Way back in March 2009, FDA did approve one “weekend application” – ANDA No. 078515 for Drospirenone and Ethinyl Estradiol Tablets, 3.0 mg/0.02 mg (28-Day Regimen) – and affirmed in the approval letter that applicant’s eligibility for 180-day exclusivity.  That exclusivity-bearing ANDA was received by FDA as of September 29, 2006, and was approved (without the need for tentative approval) on Monday, March 30, 2009.  That’s one day outside of the 30-month window.  We highly doubt, however, that FDA thought through the exclusivity issue when the Agency approved the ANDA and affirmed exclusivity eligibility.

How to handle 180-day exclusivity for “weekend applications” and “holiday applications” is likely to come up again, however.  In fact, we combed through ANDA records, looked over FDA’s ANDA Paragraph IV Certifications List, and identified at least two instances that may someday ripen into an official FDA decision on the issue.  The first concerns a generic version of EPZICOM (abacavir sulfate, 600 mg and lamivudine, 300 mg) Tablets.  FDA is believed to have received ANDA No. 079246 as of September 27, 2007.  Thirty months later was Saturday, March 27, 2010; however, FDA tentatively approved the ANDA on Monday, March 29, 2010.  The second instance is quite recent and concerns a generic version of DEXILANT (dexlansoprazole) delayed-release capsules, 60 mg.  FDA is believed to have received ANDA No. 202294 as of August 25, 2010.  Forty months later (because this ANDA is subject to the FDASIA provision noted above) was Wednesday, December 25, 2013 (Christmas); however, FDA tentatively approved the ANDA on Thursday, December 26, 2013. 

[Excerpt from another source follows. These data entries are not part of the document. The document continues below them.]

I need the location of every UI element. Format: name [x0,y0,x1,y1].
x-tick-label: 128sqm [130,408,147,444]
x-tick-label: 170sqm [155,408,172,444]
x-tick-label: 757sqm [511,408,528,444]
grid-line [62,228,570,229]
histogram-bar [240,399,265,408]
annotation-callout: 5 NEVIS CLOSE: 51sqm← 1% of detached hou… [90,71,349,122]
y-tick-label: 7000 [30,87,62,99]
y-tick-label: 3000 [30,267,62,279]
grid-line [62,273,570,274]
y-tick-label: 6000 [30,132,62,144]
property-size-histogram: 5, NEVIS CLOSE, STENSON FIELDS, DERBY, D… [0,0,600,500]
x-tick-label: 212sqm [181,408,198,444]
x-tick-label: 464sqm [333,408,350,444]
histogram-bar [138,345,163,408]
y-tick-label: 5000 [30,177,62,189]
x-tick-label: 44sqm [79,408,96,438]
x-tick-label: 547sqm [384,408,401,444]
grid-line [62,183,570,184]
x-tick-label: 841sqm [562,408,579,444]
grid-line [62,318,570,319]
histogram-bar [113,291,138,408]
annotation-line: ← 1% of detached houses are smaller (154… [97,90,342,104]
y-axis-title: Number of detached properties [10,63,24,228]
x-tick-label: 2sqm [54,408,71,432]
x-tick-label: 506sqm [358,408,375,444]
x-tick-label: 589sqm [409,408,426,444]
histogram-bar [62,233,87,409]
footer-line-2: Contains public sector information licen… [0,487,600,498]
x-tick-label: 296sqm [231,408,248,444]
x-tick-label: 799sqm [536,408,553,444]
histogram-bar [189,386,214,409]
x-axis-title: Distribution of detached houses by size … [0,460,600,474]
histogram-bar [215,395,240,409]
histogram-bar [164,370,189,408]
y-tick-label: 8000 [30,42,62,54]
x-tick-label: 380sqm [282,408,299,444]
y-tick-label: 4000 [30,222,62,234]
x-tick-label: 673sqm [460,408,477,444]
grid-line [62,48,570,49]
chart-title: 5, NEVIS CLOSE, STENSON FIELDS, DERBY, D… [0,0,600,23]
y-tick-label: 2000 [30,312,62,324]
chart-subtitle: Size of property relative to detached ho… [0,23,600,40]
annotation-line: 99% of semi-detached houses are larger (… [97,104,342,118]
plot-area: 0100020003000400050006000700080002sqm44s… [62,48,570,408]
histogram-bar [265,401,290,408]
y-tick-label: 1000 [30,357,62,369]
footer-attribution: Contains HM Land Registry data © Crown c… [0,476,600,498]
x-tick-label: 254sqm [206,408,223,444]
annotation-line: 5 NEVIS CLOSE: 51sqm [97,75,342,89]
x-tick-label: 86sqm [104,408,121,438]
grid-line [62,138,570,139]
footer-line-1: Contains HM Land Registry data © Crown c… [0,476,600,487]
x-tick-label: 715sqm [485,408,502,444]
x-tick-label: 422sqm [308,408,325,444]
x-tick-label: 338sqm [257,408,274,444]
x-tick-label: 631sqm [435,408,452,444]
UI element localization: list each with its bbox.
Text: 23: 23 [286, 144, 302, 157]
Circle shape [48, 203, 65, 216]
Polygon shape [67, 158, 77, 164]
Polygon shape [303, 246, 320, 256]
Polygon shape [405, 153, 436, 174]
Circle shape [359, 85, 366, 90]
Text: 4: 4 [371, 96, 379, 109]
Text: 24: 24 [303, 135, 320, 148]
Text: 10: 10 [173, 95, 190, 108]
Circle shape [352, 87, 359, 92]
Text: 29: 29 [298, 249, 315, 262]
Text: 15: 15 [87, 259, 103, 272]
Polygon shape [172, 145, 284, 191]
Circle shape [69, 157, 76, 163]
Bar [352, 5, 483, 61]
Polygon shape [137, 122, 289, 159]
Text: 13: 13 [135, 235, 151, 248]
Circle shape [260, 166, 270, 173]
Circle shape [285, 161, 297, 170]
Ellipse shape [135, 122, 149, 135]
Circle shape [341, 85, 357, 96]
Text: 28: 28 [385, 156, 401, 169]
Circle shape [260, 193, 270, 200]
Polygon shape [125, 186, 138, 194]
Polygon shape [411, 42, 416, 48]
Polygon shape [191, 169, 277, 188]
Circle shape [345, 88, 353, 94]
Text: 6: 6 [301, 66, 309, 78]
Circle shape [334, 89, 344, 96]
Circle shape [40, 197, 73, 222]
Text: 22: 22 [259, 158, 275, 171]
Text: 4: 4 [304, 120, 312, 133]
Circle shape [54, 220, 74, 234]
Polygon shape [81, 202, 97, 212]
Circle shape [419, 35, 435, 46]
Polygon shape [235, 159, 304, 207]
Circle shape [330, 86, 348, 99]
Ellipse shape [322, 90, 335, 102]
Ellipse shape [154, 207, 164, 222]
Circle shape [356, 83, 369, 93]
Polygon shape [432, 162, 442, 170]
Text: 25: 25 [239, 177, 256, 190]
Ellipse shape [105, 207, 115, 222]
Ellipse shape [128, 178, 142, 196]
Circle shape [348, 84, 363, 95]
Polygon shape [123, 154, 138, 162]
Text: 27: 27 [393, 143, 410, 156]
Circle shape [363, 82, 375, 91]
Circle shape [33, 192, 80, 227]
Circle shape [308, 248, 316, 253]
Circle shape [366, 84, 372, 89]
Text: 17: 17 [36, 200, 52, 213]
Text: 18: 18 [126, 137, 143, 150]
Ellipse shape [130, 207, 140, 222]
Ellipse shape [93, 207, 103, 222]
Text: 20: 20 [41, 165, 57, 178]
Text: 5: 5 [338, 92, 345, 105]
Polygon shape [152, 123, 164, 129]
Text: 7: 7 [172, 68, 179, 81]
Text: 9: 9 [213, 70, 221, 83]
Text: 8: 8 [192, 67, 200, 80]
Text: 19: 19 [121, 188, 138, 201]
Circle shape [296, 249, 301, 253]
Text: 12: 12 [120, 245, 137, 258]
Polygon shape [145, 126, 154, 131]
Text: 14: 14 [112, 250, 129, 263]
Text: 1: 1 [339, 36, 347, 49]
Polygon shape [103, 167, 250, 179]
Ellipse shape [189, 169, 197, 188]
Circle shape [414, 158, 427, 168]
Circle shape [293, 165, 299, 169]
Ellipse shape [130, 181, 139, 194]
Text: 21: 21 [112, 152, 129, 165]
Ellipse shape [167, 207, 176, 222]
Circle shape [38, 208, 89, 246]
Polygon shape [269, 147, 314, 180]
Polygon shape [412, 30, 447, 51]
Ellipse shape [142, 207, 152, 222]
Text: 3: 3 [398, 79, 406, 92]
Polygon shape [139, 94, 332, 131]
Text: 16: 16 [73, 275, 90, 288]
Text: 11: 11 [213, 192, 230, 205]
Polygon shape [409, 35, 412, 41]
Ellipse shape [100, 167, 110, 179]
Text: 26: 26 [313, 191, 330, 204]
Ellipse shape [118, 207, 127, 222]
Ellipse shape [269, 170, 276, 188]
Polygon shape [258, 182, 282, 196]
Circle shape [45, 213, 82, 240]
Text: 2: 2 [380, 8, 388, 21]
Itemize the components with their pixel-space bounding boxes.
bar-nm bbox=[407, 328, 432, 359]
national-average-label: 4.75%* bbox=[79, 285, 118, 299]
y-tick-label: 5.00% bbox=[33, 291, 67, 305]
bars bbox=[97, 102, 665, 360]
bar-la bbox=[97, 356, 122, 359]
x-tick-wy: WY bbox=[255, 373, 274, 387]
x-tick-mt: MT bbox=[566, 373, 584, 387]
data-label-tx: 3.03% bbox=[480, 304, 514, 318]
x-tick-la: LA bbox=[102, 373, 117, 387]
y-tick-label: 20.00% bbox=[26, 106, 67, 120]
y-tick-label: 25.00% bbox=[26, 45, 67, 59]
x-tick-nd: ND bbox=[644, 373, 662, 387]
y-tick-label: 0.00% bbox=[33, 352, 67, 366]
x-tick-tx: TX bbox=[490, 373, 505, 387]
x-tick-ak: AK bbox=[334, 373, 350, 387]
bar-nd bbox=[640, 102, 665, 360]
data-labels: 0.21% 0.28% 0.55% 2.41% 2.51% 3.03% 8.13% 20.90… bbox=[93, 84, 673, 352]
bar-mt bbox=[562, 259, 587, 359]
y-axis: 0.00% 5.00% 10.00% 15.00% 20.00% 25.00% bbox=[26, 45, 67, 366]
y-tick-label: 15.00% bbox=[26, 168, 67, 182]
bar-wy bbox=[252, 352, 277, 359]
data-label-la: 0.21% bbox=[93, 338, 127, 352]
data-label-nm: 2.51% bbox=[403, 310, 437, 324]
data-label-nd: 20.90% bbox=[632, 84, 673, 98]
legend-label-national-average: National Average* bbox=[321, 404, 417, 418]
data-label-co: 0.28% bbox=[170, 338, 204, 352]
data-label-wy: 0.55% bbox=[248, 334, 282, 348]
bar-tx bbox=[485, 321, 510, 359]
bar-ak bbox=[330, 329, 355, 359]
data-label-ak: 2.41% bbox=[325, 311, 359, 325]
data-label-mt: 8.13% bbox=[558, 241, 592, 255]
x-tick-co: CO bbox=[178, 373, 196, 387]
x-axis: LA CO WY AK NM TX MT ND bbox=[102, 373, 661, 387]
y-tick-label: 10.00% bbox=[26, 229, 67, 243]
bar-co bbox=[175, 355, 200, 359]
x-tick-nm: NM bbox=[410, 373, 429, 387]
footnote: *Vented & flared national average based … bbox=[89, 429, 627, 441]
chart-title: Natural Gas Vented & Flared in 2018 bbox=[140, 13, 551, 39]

How will FDA ultimately resolve 180-day exclusivity for “weekend applications” and “holiday applications,” allowing the tide to go out and reveal who has (or does not have) exclusivity eligibility?  We don’t know for sure, but we note that there are myriad instances in which statutory deadlines that fall on a weekend or holiday are moved to the next day – even in the Hatch-Waxman context.  Consider, for example, FDA’s regulation at 21 C.F.R. § 314.107(f) on computation of the 45-day clock for purposes of filing a patent infringement lawsuit in response to notice of a Paragraph IV certification.  That regulation states that “[t]he 45-day clock . . . begins on the day after the date of receipt of the applicant’s notice of certification by the patent owner or its representative, and by the approved application holder.  When the 45th day falls on Saturday, Sunday, or a Federal holiday, the 45th day will be the next day that is not a Saturday, Sunday, or a Federal holiday.”